Rachael Vickerman is a third-year undergraduate student in the School of Philosophy, Religion and History of Science at the University of Leeds. Her degree focus is Theology & Religious Studies and as part of her final year project, decided to undertake an external placement at South Asian Arts-UK, researching visitor attendance and reflecting on the work being done by this organisation in Leeds.
The featured photograph was by the Leeds-based arts organisation South Asian Arts-UK on their Twitter page in 2016, capturing their weekly tabla class in action. What is quite striking about the photograph is that all four of the students are wearing head coverings. This is because the tabla class – like several of SAA-UK’s classes – is held at Guru Nanak Nishkam Sewak Jatha gurdwara in Beeston, and all students are asked to observe the gurdwara’s codes of conduct regarding dress.
What is more, the vast majority of SAA-uk’s staff are Sikhs, from its Sikh founder in 1997 to its present-day Sikh CEO and overwhelmingly Sikh team of teachers and board of trustees. SAA-uk have also staged several productions that commemorate aspects of Sikh identity or history, such as their Sacred Sounds production from 2017 which reproduced the musical traditions of Sikh soldiers serving in World War I.

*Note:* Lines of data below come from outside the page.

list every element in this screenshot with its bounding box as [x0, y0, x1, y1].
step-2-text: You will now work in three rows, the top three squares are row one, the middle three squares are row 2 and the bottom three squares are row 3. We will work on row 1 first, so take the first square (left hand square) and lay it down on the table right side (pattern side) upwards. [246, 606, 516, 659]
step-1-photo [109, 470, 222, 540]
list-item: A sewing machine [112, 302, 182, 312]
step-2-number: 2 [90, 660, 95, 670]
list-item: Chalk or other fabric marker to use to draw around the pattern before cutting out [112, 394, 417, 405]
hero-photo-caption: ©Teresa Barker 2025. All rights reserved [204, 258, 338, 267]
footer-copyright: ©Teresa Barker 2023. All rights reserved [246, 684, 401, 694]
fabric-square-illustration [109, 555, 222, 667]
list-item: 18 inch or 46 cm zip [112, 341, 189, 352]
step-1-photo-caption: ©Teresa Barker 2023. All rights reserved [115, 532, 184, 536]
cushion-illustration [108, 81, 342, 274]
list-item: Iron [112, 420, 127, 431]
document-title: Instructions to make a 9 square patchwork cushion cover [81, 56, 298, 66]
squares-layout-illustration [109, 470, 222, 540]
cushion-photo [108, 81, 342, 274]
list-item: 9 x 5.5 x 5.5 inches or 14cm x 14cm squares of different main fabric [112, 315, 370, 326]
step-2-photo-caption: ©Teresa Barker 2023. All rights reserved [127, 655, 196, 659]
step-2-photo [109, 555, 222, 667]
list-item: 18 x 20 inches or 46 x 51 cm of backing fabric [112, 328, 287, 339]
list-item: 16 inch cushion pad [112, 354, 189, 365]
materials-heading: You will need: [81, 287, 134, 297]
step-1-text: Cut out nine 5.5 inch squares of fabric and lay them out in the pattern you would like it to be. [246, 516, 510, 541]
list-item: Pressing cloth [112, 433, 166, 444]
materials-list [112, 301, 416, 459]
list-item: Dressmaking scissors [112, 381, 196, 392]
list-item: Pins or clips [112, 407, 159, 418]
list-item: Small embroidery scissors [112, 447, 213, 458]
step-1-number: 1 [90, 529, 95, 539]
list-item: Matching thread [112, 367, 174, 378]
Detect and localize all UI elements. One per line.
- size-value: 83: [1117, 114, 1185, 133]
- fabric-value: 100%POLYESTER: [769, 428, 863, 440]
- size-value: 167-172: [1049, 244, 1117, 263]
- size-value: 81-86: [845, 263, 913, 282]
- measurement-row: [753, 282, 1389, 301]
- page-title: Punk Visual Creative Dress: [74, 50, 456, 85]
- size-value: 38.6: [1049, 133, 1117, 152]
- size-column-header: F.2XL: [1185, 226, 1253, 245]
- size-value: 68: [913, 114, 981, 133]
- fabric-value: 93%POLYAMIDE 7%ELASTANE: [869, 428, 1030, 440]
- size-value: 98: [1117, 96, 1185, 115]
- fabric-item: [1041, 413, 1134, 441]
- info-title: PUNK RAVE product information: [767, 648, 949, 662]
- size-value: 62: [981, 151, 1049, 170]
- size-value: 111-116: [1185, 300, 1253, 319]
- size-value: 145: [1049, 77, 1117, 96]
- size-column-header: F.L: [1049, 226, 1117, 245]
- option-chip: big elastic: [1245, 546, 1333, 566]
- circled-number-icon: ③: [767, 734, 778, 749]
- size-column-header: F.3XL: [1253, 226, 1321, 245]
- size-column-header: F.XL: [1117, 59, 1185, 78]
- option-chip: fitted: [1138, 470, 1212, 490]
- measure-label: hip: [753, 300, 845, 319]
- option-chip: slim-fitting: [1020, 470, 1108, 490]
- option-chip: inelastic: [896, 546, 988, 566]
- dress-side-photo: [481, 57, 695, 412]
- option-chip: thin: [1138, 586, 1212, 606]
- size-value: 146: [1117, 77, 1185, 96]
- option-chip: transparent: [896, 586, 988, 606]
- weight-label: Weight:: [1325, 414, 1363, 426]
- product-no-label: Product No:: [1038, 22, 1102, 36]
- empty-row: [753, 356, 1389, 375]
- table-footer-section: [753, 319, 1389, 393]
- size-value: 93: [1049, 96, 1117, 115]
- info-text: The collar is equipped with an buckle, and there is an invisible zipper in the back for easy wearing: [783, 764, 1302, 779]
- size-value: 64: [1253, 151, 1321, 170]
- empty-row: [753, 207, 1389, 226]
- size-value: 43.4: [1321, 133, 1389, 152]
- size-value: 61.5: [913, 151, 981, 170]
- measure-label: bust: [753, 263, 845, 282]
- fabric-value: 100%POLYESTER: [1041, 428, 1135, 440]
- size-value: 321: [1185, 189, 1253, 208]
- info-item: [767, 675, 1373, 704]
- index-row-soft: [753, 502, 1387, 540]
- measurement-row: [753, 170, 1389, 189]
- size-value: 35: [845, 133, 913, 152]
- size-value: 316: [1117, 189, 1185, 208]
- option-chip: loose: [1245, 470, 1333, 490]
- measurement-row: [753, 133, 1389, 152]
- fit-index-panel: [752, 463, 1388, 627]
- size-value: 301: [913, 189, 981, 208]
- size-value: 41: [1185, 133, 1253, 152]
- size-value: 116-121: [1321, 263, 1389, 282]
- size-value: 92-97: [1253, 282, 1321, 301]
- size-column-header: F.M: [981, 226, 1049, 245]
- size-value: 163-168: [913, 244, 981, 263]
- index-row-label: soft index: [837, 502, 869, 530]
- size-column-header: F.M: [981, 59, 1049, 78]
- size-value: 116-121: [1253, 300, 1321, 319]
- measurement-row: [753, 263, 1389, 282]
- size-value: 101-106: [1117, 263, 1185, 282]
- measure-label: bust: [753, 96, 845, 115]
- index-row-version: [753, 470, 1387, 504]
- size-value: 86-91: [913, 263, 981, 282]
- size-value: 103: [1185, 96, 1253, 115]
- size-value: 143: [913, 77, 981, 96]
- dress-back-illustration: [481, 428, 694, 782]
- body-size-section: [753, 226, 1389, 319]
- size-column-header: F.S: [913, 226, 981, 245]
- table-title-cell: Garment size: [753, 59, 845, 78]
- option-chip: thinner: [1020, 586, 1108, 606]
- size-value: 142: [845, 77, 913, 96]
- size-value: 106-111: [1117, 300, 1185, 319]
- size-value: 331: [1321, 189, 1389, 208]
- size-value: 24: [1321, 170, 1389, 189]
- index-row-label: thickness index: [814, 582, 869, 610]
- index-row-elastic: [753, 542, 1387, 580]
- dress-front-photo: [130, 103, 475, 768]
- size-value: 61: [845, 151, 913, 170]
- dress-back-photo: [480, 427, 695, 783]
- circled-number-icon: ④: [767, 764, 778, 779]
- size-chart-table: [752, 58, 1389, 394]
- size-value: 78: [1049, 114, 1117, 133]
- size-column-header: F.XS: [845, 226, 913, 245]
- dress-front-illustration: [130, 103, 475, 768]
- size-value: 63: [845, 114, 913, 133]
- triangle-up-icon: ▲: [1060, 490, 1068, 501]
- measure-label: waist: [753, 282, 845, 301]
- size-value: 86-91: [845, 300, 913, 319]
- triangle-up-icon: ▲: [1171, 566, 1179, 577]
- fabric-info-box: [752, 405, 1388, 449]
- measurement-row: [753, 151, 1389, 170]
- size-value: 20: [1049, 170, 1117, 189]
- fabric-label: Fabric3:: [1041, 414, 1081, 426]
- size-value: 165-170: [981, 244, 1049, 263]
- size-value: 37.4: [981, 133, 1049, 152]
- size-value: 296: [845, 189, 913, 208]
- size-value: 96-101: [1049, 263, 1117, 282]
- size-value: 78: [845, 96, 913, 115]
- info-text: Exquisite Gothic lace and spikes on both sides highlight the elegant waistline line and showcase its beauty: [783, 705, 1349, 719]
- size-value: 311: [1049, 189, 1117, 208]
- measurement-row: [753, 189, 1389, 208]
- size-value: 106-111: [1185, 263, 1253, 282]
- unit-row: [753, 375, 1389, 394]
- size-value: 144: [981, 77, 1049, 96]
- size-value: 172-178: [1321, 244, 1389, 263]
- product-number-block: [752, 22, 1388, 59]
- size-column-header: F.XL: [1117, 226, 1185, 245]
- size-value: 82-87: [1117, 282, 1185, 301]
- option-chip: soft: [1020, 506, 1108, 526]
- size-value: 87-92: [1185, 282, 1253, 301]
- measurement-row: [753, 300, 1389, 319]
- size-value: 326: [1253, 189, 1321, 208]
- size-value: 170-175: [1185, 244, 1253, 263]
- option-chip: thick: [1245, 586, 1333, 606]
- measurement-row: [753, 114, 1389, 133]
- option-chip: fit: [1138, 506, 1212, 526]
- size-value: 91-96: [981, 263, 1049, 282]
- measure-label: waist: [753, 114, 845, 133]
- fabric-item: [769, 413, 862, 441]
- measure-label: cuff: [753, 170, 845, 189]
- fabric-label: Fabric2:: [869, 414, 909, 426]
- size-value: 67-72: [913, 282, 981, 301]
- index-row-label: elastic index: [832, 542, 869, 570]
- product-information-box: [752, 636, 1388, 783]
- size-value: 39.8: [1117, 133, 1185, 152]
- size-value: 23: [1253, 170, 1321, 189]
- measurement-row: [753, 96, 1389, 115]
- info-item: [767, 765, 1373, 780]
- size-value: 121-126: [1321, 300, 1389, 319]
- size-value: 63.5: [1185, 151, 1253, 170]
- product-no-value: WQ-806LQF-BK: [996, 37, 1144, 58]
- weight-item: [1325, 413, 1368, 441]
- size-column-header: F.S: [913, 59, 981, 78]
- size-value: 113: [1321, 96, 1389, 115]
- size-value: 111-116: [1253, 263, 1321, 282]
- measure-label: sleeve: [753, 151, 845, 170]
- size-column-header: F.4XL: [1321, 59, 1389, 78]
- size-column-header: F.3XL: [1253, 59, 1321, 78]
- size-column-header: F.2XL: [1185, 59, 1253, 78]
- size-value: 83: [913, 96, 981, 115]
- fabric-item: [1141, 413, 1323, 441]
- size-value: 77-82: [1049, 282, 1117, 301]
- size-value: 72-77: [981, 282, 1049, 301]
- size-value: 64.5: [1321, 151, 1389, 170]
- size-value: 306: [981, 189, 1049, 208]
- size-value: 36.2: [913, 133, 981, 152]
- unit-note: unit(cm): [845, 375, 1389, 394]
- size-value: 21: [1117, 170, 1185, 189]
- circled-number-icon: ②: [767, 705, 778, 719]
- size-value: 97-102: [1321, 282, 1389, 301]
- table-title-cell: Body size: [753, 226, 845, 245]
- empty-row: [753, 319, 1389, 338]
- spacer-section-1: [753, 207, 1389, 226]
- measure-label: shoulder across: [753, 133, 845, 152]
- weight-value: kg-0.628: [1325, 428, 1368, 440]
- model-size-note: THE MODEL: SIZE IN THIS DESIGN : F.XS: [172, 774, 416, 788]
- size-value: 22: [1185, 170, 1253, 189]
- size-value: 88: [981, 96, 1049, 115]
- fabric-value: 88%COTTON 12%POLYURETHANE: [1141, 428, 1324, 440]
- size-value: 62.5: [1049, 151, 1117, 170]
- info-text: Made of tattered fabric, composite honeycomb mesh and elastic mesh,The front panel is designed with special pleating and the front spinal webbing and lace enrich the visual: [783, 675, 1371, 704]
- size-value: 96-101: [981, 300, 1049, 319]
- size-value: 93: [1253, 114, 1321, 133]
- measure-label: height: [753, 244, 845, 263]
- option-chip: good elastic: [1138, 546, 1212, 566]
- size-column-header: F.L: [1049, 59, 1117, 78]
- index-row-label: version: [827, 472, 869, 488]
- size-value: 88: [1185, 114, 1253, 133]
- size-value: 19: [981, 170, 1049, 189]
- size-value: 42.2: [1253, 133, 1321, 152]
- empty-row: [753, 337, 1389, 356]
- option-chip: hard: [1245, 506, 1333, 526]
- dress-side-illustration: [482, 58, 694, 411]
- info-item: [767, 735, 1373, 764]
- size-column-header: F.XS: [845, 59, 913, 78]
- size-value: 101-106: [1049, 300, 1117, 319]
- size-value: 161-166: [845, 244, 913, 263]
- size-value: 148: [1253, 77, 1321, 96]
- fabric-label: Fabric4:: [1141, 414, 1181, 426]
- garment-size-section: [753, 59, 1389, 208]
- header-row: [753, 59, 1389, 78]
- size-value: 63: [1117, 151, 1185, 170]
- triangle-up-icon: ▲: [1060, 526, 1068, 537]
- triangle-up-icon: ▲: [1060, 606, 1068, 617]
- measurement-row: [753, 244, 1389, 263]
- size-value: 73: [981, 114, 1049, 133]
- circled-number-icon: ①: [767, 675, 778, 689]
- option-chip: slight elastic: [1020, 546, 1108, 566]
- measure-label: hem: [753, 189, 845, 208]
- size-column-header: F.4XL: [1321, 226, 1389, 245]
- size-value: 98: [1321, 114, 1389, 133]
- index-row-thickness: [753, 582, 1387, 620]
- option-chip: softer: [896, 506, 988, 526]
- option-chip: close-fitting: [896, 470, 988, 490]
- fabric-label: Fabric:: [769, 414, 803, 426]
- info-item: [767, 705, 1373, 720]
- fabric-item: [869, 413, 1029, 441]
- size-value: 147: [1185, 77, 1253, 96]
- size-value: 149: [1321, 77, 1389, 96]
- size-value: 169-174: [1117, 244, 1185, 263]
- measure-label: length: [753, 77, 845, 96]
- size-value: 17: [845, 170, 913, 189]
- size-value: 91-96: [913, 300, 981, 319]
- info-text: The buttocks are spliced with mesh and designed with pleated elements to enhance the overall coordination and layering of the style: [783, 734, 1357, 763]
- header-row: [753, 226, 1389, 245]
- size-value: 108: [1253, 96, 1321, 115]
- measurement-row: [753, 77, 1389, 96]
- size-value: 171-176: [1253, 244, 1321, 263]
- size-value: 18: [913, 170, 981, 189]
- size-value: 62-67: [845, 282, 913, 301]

So, SAA-UK must be a Sikh organisation? Wrong. Despite its, arguable, “Sikhness”, SAA-UK does not in fact have an official religious identity. Its website states that they aim at making South Asian artistic practices as ‘far reaching as possible’, delivering them widely to all people across Leeds. However, the interviews and questionnaires that I have conducted with local people in Leeds as part of my placement with SAA-UK have revealed that this ‘far reaching’ aim is rarely recognised in reality. I have spoken to white British musicians highly trained in South Asian music styles, eager to find somewhere to continue their training in Leeds yet are greatly deterred by SAA-UK’s perceived Sikh-centred bias. Even those who do engage with SAA-UK are confused by SAA-UK’s status. For example, their Finance Manager told me that he sometimes struggles to get Sikh parents to actually pay for their child’s music classes, as they see SAA-UK not as an external, secular organisation, but as a free class offered as part of the gurdwara’s seva (community service), similar to its community kitchen and Punjabi classes.
Probably unsurprisingly, SAA-UK has struggled to attract members from outside of the local Sikh community. In many ways, the organisation gives the impression of explicitly endorsing the Sikh religion, which appears to have the impact of driving members of other religions away. In particular, the SAA-UK staff specifically highlight local Muslims as the religious group that are most under-represented in SAA-uk’s membership. One of the primary aims of my placement has been to unpick local Muslims’ disengagement, and to discover what exactly it is about SAA-UK (or about the arts in general) that deters them. The staff have several ideas – often drawn from news stories about Muslim parents withdrawing their children from school music classes, out of fear that music tempts humans away from the Islamic path – but have very little concrete evidence for those ideas.
As many researchers will know, things do not always pan out how you expect (or want) them to in the research process. I experienced this for myself when, of the initial 15 Muslim individuals, groups and institutions that I contacted, none responded. Several contacts that I made later expressed concerns about my research topic, stating that their interpretation of Islamic doctrine prevents engagement in music and dance, due to their perceived power to draw people away from their devotion to God. It would have been easy to end the research at this point, concluding that SAA-UK’s suspicions about Muslims’ disengagement are probably right. But I wasn’t content with this and wanted to press further into the issue. When I did this, I found several Muslims who were in fact very eager to take up classes at SAA-UK. Members of a very lively Muslim women’s group that I attended at a community centre in Beeston excitedly asked me for SAA-UK’s phone number and website, and instructions for how to sign up for classes.
What became clear was that those Muslims interviewed were not necessarily making an active or conscious decision to not join SAA-UK, but that many had simply not even heard of SAA-UK. Several had strong passions for South Asian music and dance, especially migrants missing the artistic traditions of their homelands. Relying heavily on funding from the Arts Council and private donors, SAA-UK has a limited budget and dedicates very little to advertising campaigns. Instead, they rely on word-of-mouth as their primary means of advertising, and if their membership is primarily rooted in the Sikh community, then it is clearly difficult for this advertising to stretch beyond that community. What we are left with is members of non-Sikh communities who, in some cases, despite living just metres from the gurdwara where the classes are held, word has not reached them.
SAA-UK is an organisation that started small and has gone on to achieve great things, obtaining Arts Council funding and royal recognition. Its next big project is to work to undo the ‘Sikhness’ that seems to have come to define it, opening up its doors to a wider, more diverse cross-section of Leeds and its vibrant South Asian communities.